Phaco : résultats et complications en fonction du type de cataracte (Br. J. Ophthalmol. 2003 ; 87(11) : 1356-9, S.S. Ermiss et al.) http://bjo.bmjjournals.com sametermis@yahoo.com
A partir d'une série prospective de 82 patients, les auteurs ont comparé la prise en charge chirurgicale (anesthésie topique, incision cornéenne, phaco et implant souple) des cataractes blanches (1er oeil) et d'autres types de cataractes (2ème oeil, opacités sous-capsulaires postérieures et/ou corticales et/ou nucléaires). Les examens de suivi ont été effectués à J1, une semaine, un et trois mois. Pour les cataractes blanches, le rhexis a été réalisé sous bleu trypan en utilisant une grande quantité de visqueux.
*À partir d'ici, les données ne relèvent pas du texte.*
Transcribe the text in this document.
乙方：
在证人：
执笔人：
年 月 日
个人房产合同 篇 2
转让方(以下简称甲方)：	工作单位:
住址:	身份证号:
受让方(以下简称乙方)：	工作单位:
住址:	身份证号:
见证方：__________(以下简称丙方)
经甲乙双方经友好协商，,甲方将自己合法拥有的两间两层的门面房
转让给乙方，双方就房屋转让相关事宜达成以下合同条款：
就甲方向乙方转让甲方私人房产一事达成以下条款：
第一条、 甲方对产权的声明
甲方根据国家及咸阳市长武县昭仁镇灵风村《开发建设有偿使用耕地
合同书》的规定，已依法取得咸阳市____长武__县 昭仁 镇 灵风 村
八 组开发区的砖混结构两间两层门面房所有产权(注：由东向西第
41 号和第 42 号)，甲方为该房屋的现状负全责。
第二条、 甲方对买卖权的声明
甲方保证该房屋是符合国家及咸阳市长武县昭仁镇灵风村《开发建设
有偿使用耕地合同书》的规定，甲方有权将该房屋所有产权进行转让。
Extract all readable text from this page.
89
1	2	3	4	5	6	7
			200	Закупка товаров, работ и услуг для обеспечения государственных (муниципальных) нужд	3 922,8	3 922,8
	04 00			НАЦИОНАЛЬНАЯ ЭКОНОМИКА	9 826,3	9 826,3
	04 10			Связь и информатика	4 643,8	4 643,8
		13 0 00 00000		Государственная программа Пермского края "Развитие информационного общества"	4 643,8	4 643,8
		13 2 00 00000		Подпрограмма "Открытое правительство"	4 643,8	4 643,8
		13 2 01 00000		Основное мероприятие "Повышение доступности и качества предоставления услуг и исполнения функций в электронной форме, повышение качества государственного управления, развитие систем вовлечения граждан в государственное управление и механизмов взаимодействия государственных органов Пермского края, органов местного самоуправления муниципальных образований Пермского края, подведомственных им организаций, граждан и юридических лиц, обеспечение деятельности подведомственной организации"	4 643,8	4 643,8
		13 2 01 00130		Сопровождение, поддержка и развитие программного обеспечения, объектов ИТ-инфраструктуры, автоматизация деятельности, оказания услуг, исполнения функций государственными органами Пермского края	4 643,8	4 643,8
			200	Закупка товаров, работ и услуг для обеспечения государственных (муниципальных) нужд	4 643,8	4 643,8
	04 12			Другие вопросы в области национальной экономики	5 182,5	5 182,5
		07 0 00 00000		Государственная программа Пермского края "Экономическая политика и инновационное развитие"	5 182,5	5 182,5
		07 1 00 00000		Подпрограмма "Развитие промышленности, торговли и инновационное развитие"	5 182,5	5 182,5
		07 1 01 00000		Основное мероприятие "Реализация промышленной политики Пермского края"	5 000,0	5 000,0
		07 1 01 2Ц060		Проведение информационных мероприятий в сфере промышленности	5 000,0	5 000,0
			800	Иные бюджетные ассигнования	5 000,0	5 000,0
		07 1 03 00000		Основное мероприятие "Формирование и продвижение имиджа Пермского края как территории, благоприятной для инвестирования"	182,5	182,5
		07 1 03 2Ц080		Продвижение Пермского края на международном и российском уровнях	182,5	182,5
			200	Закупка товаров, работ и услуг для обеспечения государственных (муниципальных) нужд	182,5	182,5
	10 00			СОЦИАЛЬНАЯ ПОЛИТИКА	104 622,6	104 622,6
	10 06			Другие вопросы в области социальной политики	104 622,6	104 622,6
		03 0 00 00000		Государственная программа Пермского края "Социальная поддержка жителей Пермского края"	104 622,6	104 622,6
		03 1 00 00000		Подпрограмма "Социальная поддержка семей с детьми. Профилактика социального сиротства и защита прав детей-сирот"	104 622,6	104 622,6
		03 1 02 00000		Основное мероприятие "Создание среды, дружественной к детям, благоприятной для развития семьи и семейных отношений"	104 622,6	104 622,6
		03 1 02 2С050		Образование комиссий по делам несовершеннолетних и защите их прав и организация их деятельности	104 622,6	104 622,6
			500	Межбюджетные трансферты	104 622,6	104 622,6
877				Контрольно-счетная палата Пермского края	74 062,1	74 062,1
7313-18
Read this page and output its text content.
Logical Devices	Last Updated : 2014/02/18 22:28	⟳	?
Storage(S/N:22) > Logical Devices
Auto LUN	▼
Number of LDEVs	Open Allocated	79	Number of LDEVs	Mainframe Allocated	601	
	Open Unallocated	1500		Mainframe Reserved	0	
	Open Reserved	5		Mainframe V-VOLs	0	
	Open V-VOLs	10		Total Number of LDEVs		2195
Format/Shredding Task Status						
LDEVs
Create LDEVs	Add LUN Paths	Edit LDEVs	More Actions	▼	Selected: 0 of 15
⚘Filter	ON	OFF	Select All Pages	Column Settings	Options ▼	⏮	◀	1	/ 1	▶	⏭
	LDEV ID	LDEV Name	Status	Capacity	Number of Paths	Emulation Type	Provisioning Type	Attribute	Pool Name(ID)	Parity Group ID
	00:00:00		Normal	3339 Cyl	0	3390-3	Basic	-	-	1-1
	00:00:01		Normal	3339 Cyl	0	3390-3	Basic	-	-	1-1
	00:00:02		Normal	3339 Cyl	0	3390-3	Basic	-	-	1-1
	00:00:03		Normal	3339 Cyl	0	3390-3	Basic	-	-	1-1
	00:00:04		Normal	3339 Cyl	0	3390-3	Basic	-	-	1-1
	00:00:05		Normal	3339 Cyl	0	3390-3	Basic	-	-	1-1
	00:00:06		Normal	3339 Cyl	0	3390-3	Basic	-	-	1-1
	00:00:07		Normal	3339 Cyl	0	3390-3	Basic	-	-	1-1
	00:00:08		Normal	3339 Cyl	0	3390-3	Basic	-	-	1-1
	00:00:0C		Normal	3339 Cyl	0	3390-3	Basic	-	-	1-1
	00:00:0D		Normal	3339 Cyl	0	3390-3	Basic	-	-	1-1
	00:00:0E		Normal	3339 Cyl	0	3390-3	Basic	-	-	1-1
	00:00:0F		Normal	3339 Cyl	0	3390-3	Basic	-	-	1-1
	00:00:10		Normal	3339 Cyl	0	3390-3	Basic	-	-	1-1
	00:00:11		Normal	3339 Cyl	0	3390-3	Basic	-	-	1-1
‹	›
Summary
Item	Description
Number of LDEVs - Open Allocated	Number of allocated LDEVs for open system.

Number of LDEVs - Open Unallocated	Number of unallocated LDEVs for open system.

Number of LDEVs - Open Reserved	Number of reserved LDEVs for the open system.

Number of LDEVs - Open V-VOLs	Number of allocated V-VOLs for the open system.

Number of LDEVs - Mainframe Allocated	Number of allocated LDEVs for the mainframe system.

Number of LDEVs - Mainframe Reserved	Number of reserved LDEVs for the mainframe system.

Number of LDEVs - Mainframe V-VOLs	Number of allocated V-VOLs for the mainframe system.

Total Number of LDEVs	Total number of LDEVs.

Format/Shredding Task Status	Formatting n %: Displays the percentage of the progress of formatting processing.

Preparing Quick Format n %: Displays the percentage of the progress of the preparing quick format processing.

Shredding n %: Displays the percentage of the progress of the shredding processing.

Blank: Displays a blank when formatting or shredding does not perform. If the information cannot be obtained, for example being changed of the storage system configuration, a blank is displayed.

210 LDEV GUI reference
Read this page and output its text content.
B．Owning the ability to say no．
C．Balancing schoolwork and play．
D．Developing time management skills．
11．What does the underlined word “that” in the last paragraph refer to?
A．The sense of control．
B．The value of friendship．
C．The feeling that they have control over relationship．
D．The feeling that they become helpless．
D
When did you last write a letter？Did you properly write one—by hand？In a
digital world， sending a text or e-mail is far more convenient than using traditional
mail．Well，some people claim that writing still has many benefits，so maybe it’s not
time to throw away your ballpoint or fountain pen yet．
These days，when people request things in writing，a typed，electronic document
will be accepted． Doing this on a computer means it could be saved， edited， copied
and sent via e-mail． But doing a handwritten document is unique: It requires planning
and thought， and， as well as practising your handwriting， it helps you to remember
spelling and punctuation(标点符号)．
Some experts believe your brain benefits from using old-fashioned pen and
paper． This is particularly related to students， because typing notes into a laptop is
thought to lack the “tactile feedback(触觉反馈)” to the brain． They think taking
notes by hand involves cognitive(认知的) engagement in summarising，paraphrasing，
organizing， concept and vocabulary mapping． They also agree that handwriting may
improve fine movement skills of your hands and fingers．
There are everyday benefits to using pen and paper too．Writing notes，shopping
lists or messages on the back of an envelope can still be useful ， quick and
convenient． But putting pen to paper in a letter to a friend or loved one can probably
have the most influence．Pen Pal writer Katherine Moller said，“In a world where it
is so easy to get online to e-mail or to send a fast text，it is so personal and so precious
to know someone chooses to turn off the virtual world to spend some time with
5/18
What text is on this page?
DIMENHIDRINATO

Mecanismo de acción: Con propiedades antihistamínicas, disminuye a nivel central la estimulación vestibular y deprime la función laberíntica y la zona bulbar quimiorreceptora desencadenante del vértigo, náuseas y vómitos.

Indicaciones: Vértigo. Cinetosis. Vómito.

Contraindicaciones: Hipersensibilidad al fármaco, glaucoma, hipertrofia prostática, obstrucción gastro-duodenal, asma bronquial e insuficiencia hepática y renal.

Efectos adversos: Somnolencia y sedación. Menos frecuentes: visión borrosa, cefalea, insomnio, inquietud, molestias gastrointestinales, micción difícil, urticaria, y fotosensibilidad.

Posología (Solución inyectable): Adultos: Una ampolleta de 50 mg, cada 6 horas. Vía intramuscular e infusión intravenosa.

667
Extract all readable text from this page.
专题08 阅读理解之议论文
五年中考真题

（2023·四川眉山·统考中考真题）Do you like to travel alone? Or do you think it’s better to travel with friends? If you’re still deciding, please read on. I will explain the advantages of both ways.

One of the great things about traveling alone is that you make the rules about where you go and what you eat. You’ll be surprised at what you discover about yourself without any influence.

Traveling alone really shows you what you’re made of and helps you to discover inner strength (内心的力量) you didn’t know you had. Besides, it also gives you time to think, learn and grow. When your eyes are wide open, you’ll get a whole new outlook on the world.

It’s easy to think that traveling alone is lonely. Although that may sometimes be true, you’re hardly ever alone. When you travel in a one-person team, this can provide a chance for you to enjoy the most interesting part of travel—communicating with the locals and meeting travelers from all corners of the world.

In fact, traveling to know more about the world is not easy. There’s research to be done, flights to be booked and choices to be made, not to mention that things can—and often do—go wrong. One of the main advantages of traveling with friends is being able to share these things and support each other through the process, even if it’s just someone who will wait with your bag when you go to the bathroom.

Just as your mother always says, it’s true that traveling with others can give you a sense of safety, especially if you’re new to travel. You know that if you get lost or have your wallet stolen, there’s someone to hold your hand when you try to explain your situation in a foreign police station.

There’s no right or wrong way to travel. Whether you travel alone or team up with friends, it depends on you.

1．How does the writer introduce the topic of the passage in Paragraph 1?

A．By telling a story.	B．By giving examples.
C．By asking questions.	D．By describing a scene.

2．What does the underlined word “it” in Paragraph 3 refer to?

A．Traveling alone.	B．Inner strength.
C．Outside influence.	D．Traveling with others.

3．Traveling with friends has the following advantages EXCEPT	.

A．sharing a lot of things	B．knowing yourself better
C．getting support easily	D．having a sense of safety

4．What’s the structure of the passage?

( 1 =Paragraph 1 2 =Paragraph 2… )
Aucune différence significative n'a été notée entre les deux groupes quant à l'acuité visuelle, l'épaisseur cornéenne centrale, la pression intra-oculaire post-opératoires ou le taux de rupture capsulaire per-opératoire. Pour les cataractes blanches en revanche, le temps opératoire était plus long et la fréquence des opacités sous-capsulaires postérieures et des oedèmes cornéens plus élevée.

Protocole de traitement du glaucome : la 2ème édition de l'European Glaucoma Society (Communiqué EGS - 9 décembre 2003) www.eugs.org
La Société européenne pour le traitement des glaucomes vient de publier la 2ème édition de son protocole de traitement du glaucome, qui définit le rôle de l'observance du patient ainsi que la mesure de la qualité de vie dans les décisions et le résultat thérapeutique. Ces nouvelles directives, dont la 1ère publication remonte à 1998, englobent les dernières recherches et discussions cliniques relatives au glaucome, ainsi qu'une mise à jour des découvertes en matière de traitements et de techniques chirurgicales récentes. L'EGS souligne que « la fonction visuelle est étroitement liée à la qualité de vie, ainsi les effets secondaires du traitement, son programme d'administration et son prix doivent tous être pris en compte lors du choix du traitement ». Présentement, la seule approche qui s'est révélée efficace dans la préservation de la fonction visuelle, selon elle, est la réduction de la PIO. Les directives établissent que si le traitement de 1er choix (les dérivés de prostaglandine ont remplacé les bêtabloquants à ce titre) n'est pas efficace en termes de mesure de PIO, « il est donc préférable de changer le traitement initial plutôt que d'utiliser un 2ème médicament ». L'objectif du traitement « n'a pas besoin d'être une progression zéro, mais plutôt le ralentissement de la vitesse de progression en ligne avec l'espérance de vie du patient », au vu des récentes découvertes cliniques.